Riley David S, Lizogub Viktor G, Heger Marianne, Funk Petra, Mueller Heiko, Lehmacher Walter
University of New Mexico Medical School, Santa Fe, New Mexico, USA.
Faculty Therapy No. 2, National Medical University, Kiev, Ukraine.
Integr Med (Encinitas). 2019 Feb;18(1):42-51.
EPs 7630 was shown to be effective and safe in the treatment of acute respiratory tract infections such as acute bronchitis, acute rhinosinusitis, and acute tonsillopharyngitis. A clinical trial was conducted to investigate its efficacy and safety in the common cold.
In this multicenter, randomized, double-blind phase 3 clinical trial, 105 adults suffering from common cold symptoms were randomized to a thrice-daily administration of either 1 film-coated tablet containing 40 mg EPs 7630 or matched placebo for a treatment period of 10 days. The primary outcome measure was the sum of differences in the cold intensity score (CIS) from day 1 to day 5, defined as the Sum of the Symptom Intensity Differences (SSID), indicating the degree of symptom improvement in the course of 5 days of treatment. Among the secondary outcomes were clinical cure defined as (a) complete resolution of all cold symptoms (CIS = 0 points) or (b) complete resolution of all or all but one cold symptom, treatment outcome, satisfaction with treatment, and safety parameters.
On day 5, the mean (±SD) SSID was significantly higher in the EPs 7630 group compared with the placebo group (12.5 ± 4.4 points versus 8.8 ± 6.8 points). Moreover, 55% of patients in the EPs 7630 group rated the treatment outcome as at least "major improvement" compared with 15% of patients in the placebo group. On day 10, 45% of patients of the EPs 7630 group and 12% of patients of the placebo group had reached 0 points on the CIS (=clinical cure, definition a), whereas all or all but one symptom (clinical cure, definition b) had completely resolved in 74% (EPs 7630) and 25% of patients (placebo), respectively. Satisfaction with treatment was higher in the EPs 7630 than in the placebo group (75% vs 37%) ( values ≤ .0002). During the clinical trial, adverse events occurred in 5 patients (9.4%) in the EPs 7630 and in 7 (13.5%) in the placebo group. All adverse events were of mild intensity, with the exception of 3 events in the placebo group, which were classified as moderate.

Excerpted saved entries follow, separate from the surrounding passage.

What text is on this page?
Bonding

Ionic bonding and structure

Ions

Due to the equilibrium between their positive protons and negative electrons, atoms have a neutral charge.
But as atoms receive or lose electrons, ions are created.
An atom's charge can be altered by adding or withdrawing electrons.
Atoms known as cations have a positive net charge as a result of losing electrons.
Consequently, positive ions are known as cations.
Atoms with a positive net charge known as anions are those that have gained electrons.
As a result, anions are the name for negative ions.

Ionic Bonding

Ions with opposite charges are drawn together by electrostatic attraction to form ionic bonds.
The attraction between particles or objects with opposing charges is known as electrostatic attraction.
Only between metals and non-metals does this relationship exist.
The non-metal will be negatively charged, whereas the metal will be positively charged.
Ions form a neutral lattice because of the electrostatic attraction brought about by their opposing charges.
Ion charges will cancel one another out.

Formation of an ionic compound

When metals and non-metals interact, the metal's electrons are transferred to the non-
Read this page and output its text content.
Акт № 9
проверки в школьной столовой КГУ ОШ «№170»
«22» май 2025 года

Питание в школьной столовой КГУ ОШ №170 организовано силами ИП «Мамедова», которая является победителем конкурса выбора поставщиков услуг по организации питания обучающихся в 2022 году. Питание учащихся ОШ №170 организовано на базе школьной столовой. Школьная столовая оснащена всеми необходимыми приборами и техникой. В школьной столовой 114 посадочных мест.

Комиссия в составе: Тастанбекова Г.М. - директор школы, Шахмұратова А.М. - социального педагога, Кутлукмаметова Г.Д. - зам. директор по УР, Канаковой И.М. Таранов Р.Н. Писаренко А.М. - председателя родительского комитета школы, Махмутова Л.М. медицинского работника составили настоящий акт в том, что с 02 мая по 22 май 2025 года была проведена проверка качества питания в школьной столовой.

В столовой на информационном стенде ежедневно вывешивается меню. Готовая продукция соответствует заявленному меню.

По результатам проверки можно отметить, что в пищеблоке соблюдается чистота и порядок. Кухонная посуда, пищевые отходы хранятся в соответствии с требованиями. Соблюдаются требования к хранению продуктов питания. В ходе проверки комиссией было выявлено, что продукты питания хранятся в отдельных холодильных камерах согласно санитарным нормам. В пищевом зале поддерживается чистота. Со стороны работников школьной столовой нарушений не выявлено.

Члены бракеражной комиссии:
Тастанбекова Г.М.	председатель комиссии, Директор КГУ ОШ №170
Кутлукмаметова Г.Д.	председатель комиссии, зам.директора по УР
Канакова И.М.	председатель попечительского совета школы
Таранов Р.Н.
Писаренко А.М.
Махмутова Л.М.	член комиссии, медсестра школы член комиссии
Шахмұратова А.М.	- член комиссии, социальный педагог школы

Treatment with EPs 7630 was shown to be superior to placebo in patients with the common cold indicating faster reduction of symptom intensity and distinctly more pronounced effects achieved by administration of the investigational drug in patients suffering from the common cold. Results extend previous findings on efficacy, safety, and tolerability of this active substance.
EP7630已被证明在治疗急性呼吸道感染(如急性支气管炎、急性鼻-鼻窦炎和急性扁桃体咽炎)方面有效且安全。开展了一项临床试验以研究其在普通感冒治疗中的疗效和安全性。
在这项多中心、随机、双盲3期临床试验中,105名有普通感冒症状的成年人被随机分为每日三次服用1片含40mg EP7630的薄膜包衣片或匹配的安慰剂,治疗期为10天。主要结局指标是第1天至第5天感冒严重程度评分(CIS)的差异总和,定义为症状严重程度差异总和(SSID),表明治疗5天期间症状改善的程度。次要结局包括定义为(a)所有感冒症状完全缓解(CIS = 0分)或(b)所有或除一种外的所有感冒症状完全缓解的临床治愈、治疗结局、对治疗的满意度以及安全性参数。
在第5天,EP7630组的平均(±标准差)SSID显著高于安慰剂组(12.5±4.4分对8.8±6.8分)。此外,EP7630组55%的患者将治疗结局评为至少“显著改善”,而安慰剂组为15%。在第10天,EP7630组45%的患者和安慰剂组12%的患者CIS达到0分(=临床治愈,定义a),而所有或除一种外的所有症状(临床治愈,定义b)在EP7630组和安慰剂组中分别有74%和25%的患者完全缓解。EP7630组对治疗的满意度高于安慰剂组(75%对37%)(P值≤0.0002)。在临床试验期间,EP7630组有5名患者(9.4%)发生不良事件,安慰剂组有7名患者(13.5%)发生不良事件。所有不良事件均为轻度,安慰剂组有3起事件被分类为中度除外。
在普通感冒患者中,EP7630治疗优于安慰剂,表明症状严重程度减轻更快,且该研究药物在普通感冒患者中产生的效果明显更显著。结果扩展了关于这种活性物质疗效、安全性和耐受性的先前发现。